# Ex.9.2 Q3 Areas of Parallelograms and Triangles Solution - NCERT Maths Class 9

## Question

\(P\) and \(Q\) are any two points lying on the sides \(DC\) and \(AD\) respectively of a parallelogram \(ABCD\). Show that \(ar (APB) = ar (BQC)\).

## Text Solution

**What is known?**

\(P\) and \(Q\) are any two points lying on the sides \(DC\) and \(AD\) respectively of a parallelogram \(ABCD\).

**What is unknown?**

How we can show that \(ar (APB) = ar (BQC).\)

**Reasoning:**

If a triangle and parallelogram are on same base and between same parallel lines, then area of triangle will be half of area of parallelogram. So, we can find parallelogram area by two ways and equate them to get the required result.

**Steps:**

It can be observed that \(\Delta BQC\) and parallelogram \(ABCD\) lie on the same base \(BC\) and these are between the same set of parallel lines \(AD\) and \(BC\).

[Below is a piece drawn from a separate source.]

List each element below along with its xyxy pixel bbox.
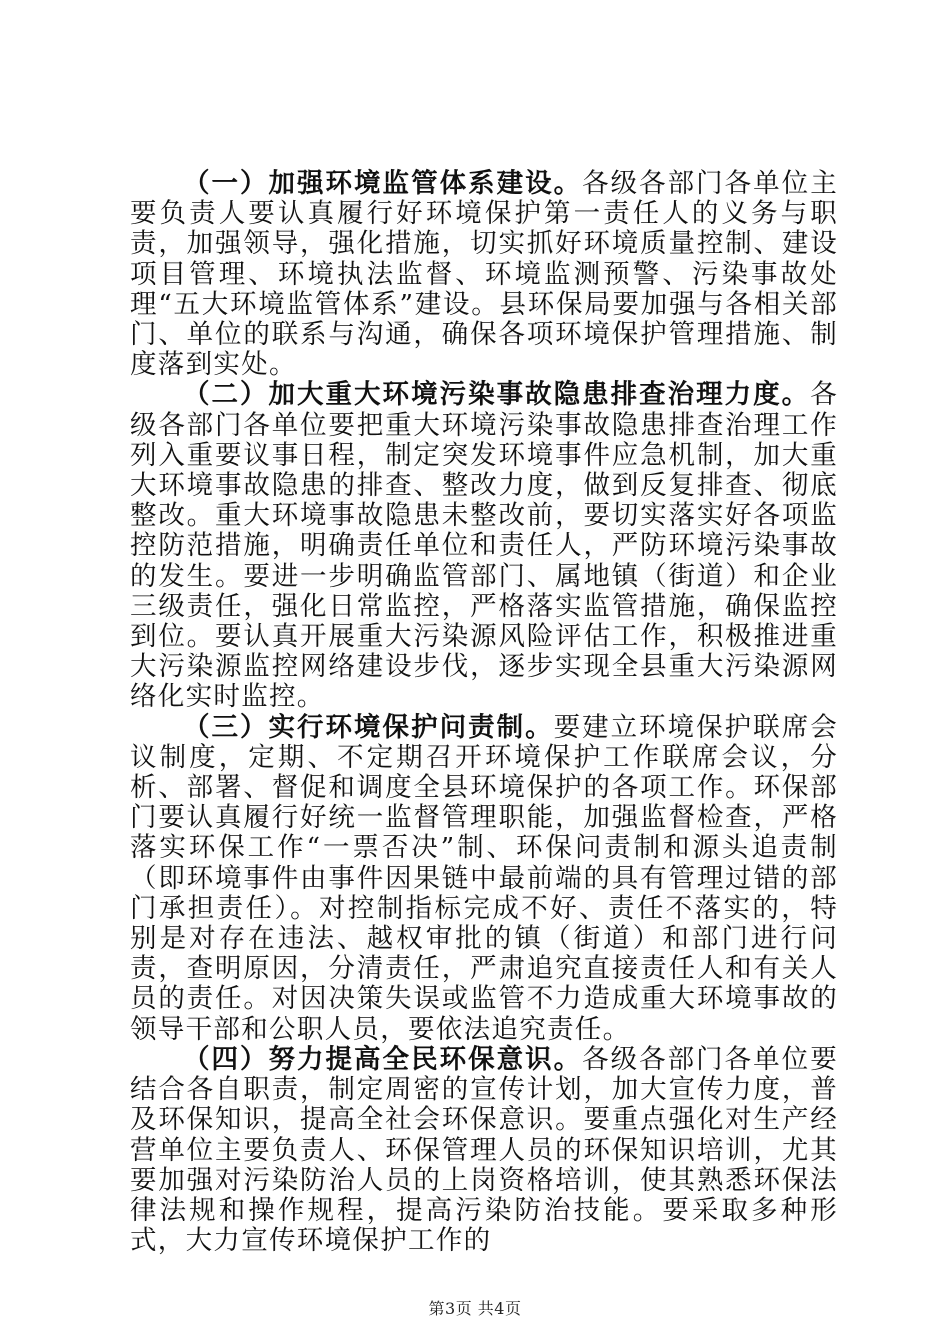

\[\begin{align}\therefore \rm{Area} \left( \Delta \,{BQC} \right)\!\!=\!\!\frac{1}{2}\text{Area }\!\left( {ABCD} \right)\!\!\ldots \left( 1 \right)\end{align}\]

Similarly, \(\Delta APB\) and parallelogram \(ABCD\) lie on the same base \(AB\) and between the same set of parallel lines \(AB \) and \(DC\).

\[\begin{align}\therefore\!\text { Area }\!(\Delta {APB})\!\!=\!\!\frac{1}{2} \text { Area }\!({ABCD}) \!\cdots(2)\end{align}\]

From Equations (\(1\)) and (\(2\)), we obtain \[\begin{align}\rm {Area}\; (\Delta BQC) = Area\; (\Delta APB)\end{align}\]